Samples containing biotinylated peptides were resuspended in 5 µl 0.1% formic acid and loaded on an EASY nLC system (Thermo Fisher Scientific) set up with two columns. Both the pre-column (100 μm inner diameter, 2 cm long) and the analytical column (75 μm inner diameter, 15 cm long) were in-house packed with C18 ReproSil reverse-phase material in fused silica. The flow of 250 nl/min was delivered and the peptides were separated using a 55 min gradient from 0-38% B buffer before washing with 100% B for 12 min (A buffer: 0.1% formic acid, B buffer: 0.1% formic acid, 90% acetonitrile). The flow from the analytical column was either coupled to an LTQ Orbitrap Velos Pro mass spectrometer (Thermo Fisher Scientific) for the analysis of released peptides or Q-Exactive Plus (Thermo Fisher Scientific) for the analysis of the digested pellets. The instruments were operated in positive ion mode with data-dependent acquisition.
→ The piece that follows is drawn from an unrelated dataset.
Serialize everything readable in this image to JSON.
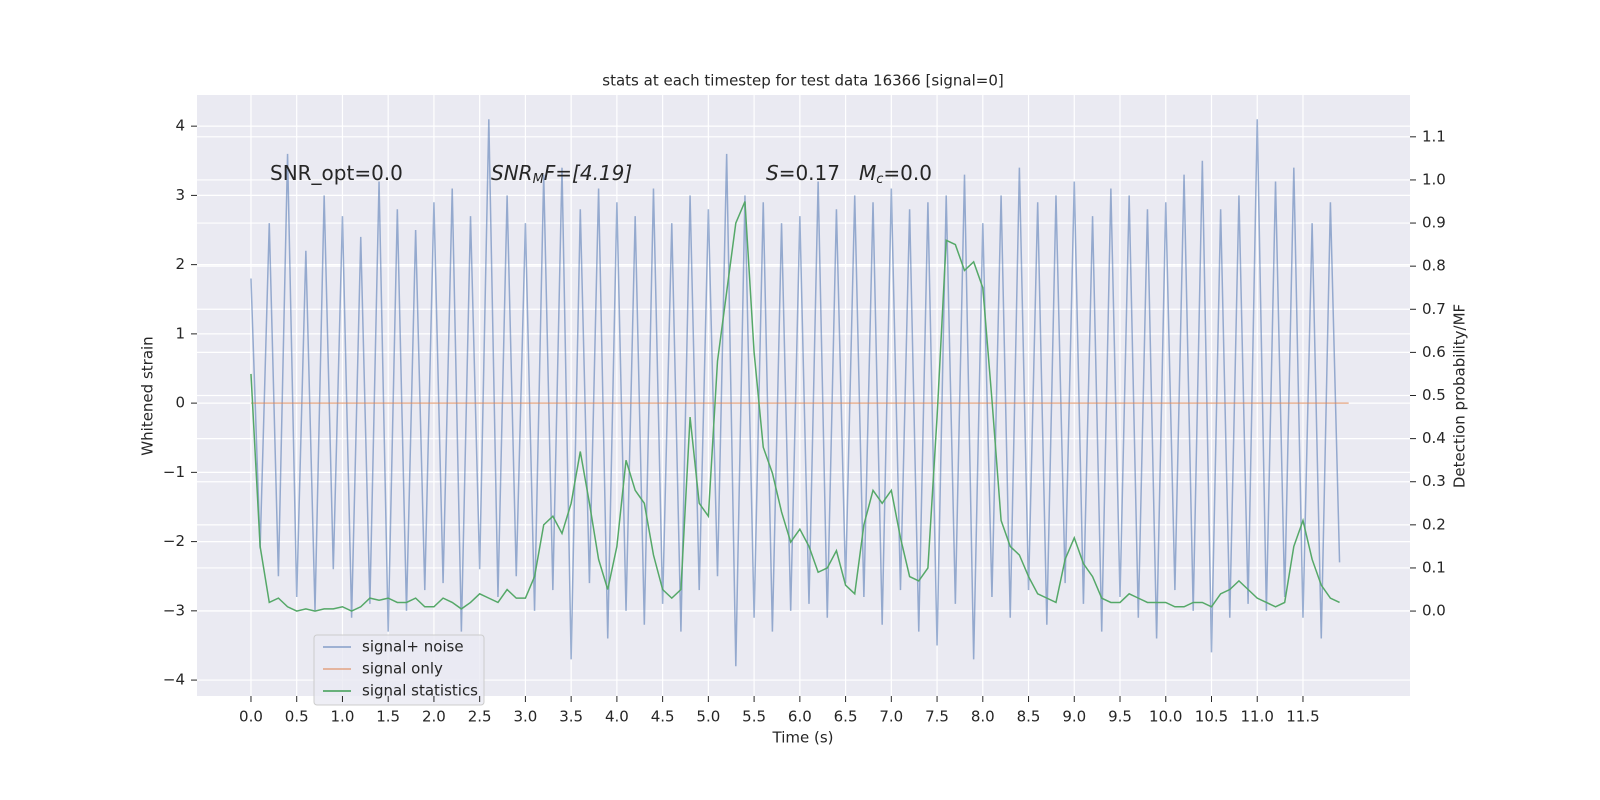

The Velos main settings were as follows: A full ion scan (from 350–1650 m/z) was acquired at resolution of 30,000 before the 10 most intense precursor ions with charge states larger than +1 and intensity above 15000 counts were selected for collision-induced disassociation (CID) fragmentation using a normalized collision energy of 35 %. Former target ions selected for fragmentation were dynamically excluded for 30 s. The Q-Exactive was operated with the following main settings: A full ion scan (from 400–1200 m/z) was acquired at resolution of 70,000 before the 12 most intense precursor ions with charge states larger than +1 were selected for higher-energy C-trap dissociation (HCD) fragmentation using a normalized collision energy of 34 % prior to detection in the Orbitrap with a resolution of 17,500. Former target ions selected for fragmentation were dynamically excluded for 20 s.